Alternative energy proponent visits Chicago

Pickens says the country needs a new energy plan to help move away from a reliance on foreign oil. And Pickens says politicians in Washington have been dropping the ball on energy for the last 40 years.

He's a billionaire oilman who lectures like a homespun college professor. Some suggest he's a bit of a nutty professor, but T. Boone Pickens insists that he is not crazy, and is "the only person in America with an energy plan." More than a million people nationwide agree. They've signed up to push the Pickens plan.

"You look at every candidate - Republican or Democrat from Nixon forward - everyone of them said, 'Elect me and you'll be energy independent.' Wrong - none of them even addressed the problem," Pickens said.

T. Boone Pickens warned his Chicago "town hall" audience Tuesday that if we don't come up with an energy plan, ten years out we'll be paying $300 a barrel for foreign oil, and the country won't survive.

"It's big. The idea I'm going to give you is very big," Pickens said.

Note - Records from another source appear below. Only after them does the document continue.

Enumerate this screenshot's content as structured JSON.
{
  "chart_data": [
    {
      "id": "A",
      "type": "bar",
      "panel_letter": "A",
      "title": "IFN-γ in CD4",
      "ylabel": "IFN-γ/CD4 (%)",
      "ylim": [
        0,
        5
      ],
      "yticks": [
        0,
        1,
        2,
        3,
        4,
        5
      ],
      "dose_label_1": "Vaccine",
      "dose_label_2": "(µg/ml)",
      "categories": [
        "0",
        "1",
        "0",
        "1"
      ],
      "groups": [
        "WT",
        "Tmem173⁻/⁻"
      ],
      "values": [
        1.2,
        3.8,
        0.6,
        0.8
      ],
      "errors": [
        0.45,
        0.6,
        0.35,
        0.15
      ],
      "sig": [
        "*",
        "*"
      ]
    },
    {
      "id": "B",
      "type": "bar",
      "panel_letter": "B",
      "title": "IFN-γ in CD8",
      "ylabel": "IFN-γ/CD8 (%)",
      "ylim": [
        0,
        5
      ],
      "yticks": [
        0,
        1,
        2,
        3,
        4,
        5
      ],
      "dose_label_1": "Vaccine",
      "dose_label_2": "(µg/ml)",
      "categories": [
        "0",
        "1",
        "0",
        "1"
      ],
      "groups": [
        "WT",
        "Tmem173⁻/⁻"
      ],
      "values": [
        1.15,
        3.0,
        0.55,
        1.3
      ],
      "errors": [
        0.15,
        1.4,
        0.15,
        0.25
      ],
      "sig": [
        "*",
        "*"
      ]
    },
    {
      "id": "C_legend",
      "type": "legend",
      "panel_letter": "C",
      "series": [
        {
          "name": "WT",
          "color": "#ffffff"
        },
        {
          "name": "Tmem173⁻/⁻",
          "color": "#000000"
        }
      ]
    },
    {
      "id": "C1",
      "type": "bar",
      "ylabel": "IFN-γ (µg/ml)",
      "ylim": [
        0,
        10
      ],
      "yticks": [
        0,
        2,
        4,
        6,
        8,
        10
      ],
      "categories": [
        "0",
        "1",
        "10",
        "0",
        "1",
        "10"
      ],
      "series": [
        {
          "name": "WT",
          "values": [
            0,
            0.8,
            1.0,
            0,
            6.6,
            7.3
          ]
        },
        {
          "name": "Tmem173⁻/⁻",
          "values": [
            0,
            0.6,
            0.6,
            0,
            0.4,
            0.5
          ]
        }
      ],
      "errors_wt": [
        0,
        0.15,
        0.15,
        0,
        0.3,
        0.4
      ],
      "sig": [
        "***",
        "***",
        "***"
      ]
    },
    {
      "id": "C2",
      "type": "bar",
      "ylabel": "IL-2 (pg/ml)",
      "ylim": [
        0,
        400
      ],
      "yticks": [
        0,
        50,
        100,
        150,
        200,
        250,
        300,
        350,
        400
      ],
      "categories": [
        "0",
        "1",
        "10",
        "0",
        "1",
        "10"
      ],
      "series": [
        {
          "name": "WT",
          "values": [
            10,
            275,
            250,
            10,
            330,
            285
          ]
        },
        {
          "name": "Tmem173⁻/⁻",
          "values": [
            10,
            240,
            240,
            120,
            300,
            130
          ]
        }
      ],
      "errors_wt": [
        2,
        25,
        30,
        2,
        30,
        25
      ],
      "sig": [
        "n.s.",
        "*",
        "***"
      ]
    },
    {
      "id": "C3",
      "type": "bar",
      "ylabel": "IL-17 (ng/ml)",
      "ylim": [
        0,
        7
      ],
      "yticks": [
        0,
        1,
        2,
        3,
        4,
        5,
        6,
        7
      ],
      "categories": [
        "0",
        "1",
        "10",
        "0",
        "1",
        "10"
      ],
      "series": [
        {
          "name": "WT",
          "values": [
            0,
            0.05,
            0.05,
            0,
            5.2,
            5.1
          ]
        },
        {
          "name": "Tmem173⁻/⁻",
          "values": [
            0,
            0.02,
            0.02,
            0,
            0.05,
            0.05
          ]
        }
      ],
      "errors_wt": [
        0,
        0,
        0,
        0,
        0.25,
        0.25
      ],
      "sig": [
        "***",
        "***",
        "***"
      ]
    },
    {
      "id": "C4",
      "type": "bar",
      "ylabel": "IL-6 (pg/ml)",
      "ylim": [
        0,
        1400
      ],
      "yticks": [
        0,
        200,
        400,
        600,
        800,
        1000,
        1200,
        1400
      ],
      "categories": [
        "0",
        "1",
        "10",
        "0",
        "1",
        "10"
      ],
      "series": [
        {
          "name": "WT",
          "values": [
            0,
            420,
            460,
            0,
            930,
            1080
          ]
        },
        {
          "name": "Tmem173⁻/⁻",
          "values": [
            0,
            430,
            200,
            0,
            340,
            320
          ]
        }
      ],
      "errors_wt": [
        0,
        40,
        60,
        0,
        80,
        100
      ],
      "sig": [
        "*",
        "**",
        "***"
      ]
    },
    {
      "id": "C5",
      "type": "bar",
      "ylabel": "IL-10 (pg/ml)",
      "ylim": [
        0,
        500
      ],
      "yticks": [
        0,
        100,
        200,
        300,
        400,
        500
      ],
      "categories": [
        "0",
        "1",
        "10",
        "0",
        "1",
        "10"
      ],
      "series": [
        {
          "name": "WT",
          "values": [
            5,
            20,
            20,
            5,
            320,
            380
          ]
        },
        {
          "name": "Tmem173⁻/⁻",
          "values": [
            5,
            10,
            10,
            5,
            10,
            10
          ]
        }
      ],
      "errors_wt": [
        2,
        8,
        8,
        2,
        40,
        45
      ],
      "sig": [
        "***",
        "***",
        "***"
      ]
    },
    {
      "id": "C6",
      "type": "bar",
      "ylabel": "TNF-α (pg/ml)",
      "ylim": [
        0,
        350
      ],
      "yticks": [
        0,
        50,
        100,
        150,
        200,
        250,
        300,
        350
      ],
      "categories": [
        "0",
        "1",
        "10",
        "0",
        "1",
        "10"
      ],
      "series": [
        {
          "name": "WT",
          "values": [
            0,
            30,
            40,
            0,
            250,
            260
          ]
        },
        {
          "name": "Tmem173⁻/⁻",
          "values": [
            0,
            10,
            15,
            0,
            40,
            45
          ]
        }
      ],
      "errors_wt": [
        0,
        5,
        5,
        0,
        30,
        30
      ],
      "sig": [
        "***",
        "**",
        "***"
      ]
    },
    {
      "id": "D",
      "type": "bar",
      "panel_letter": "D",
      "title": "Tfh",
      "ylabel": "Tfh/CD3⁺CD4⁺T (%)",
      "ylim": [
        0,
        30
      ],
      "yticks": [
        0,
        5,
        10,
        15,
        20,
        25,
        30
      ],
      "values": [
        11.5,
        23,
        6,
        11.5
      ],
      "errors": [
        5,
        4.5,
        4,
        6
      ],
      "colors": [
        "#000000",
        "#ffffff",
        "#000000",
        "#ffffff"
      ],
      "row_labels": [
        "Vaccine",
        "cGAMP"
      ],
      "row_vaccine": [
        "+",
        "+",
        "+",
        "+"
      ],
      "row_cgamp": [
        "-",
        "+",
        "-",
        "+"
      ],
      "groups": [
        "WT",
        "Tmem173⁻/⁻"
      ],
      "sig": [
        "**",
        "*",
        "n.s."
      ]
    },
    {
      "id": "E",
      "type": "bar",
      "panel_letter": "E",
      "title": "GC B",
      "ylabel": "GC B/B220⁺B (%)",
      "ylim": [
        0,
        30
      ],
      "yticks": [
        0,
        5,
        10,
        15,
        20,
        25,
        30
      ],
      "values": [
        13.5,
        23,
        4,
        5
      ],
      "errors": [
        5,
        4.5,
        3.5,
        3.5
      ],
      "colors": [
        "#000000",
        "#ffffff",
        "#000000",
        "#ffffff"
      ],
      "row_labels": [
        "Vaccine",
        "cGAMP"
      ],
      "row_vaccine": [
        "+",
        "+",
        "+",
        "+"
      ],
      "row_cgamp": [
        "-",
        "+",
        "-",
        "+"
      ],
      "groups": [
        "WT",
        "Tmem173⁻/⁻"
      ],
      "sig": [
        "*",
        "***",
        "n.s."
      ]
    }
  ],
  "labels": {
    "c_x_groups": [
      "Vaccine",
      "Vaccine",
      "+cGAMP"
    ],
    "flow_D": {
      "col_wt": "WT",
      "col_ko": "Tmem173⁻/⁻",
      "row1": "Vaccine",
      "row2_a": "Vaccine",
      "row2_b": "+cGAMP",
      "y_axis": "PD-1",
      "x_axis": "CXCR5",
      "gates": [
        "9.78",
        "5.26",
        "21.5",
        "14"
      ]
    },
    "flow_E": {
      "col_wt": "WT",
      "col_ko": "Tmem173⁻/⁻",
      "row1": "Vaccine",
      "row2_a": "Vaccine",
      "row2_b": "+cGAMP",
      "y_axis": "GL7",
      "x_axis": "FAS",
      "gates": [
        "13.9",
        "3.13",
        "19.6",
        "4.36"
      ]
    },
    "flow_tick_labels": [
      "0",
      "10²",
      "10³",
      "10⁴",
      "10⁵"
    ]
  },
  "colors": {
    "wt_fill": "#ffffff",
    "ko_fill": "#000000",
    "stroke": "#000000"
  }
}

His plan is essentially this - wind power. Populate the Great Plains of the U.S. from Canada to Mexico with wind turbines. Private funding, maybe up to a trillion dollars, puts the turbines up. The government plays a role in setting up the distribution system.

Second, start the move to making cars and trucks that run on natural gas, which is cheaper, cleaner and more abundant. The two together, Pickens says, drops our foreign oil dependence by more than a third.

His critics say Pickens is short on details, but he says, "I'm the only person with a plan."

What about the candidates? Well, McCain's plan for more nuclear reactors is fine, Pickens said, but, "He'll be 110 when we get those reactors, and I'll be 120."

And Obama's plan for a million plug-in hybrid cars is fine, but there's 250 million cars in the U.S.

"There's a pause, and he said, 'One million wouldn't be that many,' and I said, 'No, it would not,'" Pickens said.

Pickens has his own money in both wind and natural gas but insists his desire is not for profit but to make a better America and force the next president and Congress to do what their predecessors have not.

"They're either gonna take this plan or have a plan. But we can't let them escape with no plan," said Pickens.

Pickens laments the recent stock market chaos from a personal standpoint because it cost him a lot of money, and also because it's turned attention away from his energy plan with Election Day approaching.

Still, he's gratified that more than a million people have signed onto his idea which, he says, makes it more than just a plan pushed by a rich guy from Texas.